The really interesting thing about this model was that there were actually two models developed to address this problem. One model was very data driven, very classic machine learning. The other model was heuristic: set rules. You probably look at the data a little bit to work out what the rules are, but fundamentally somebody is saying, "I think this is the rule." They tried both out. The best one was heuristic. If the heuristic model worked the best, that's fine. If you've tested it and you're doing it experimentally, then that's fine. Perfect. Please go ahead and do that. Don't be afraid. Always experiment.

I want to finish by saying what mattered most in both of these models was that we were working closely with the sales and marketing teams from very early on to understand how they would be used. There's a thing that can happen sometimes with machine learning where there's a team that creates a model and they are a long way off from the people who are using it, and that never works. Understand the customer journey of the users, work closely with them, and keep the team bounded in their ambitions. That's the right way to start. Don't start too ambitious. Anything else you want to finish with, Sree?

Sree Balakrishnan

Simplify. The aspects to a machine learning project: because I came from a non-machine-learning background, when I first heard it, I felt like a complete dumb guy and I didn't think I would ever do machine learning. That's when I first came to you, Simon. I clearly remember coming like a kid and saying, "Simon, teach me. What is this machine learning all about?" You simplified it for me at that time.

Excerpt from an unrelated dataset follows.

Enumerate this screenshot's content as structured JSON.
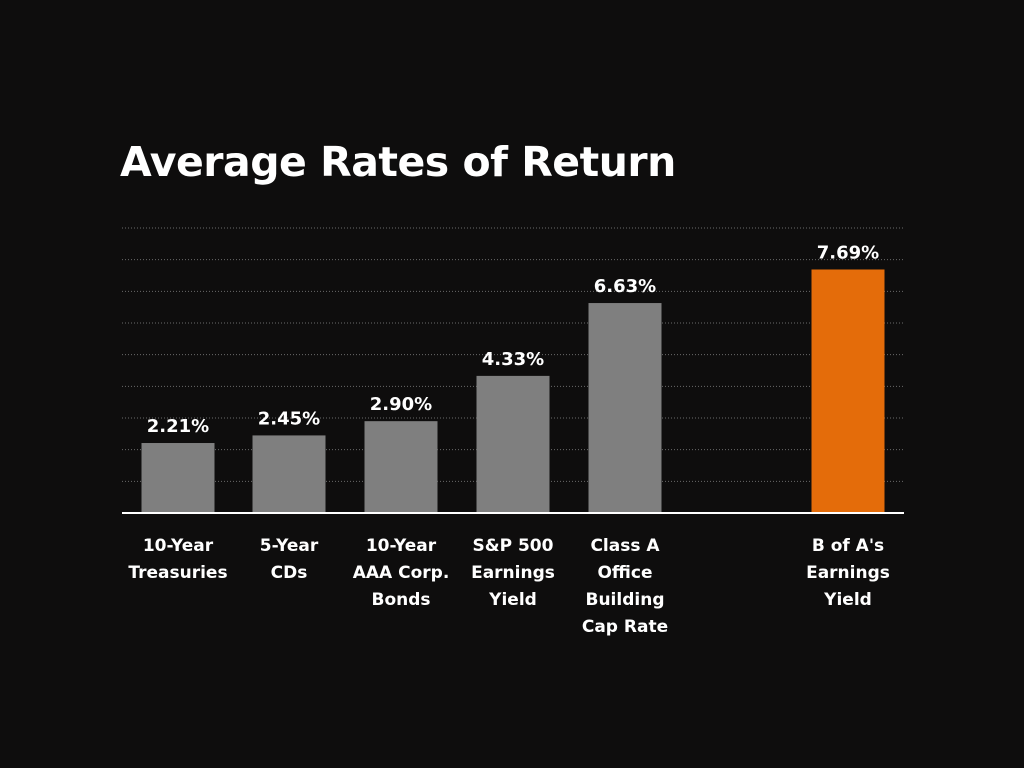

Some of you are already doing it, fantastic. I hope you get some learning. If you're starting for the first time, think of it as three different boxes, not three different teams. There is one part of data pipeline. To be honest, you don't even need data pipelines; you can start with CSV. Don't bother too much about data pipeline at the beginning.

The second part is, if you have clean data, spend a lot of time to ensure you can take it to the machine model. In the starting phase of the machine model, maybe don't even start the machine model. Start with simple mathematical calculations, summations, or simple logic. Define how you do any of this prediction without a machine model. Start with that.

Number three is how the actual end user, in this case the marketing team or sales team, is going to consume what you are doing. For DevOps people, the first part is how we get the data, organize the data, and cleanse the data. The second is the machine scientists, the people who have Python and R skills, the data scientists. The third part is that you also need a CRM experience manager or a customer experience manager to define what that journey looks like, especially in our case. The third can be replaced with one of your applications or a team.

So think of it as boxes and start building a squad to fill in all these areas. Don't make them siloed. Let them talk every day. Use the principle of agility and self-organizing. There will be some failures on the way.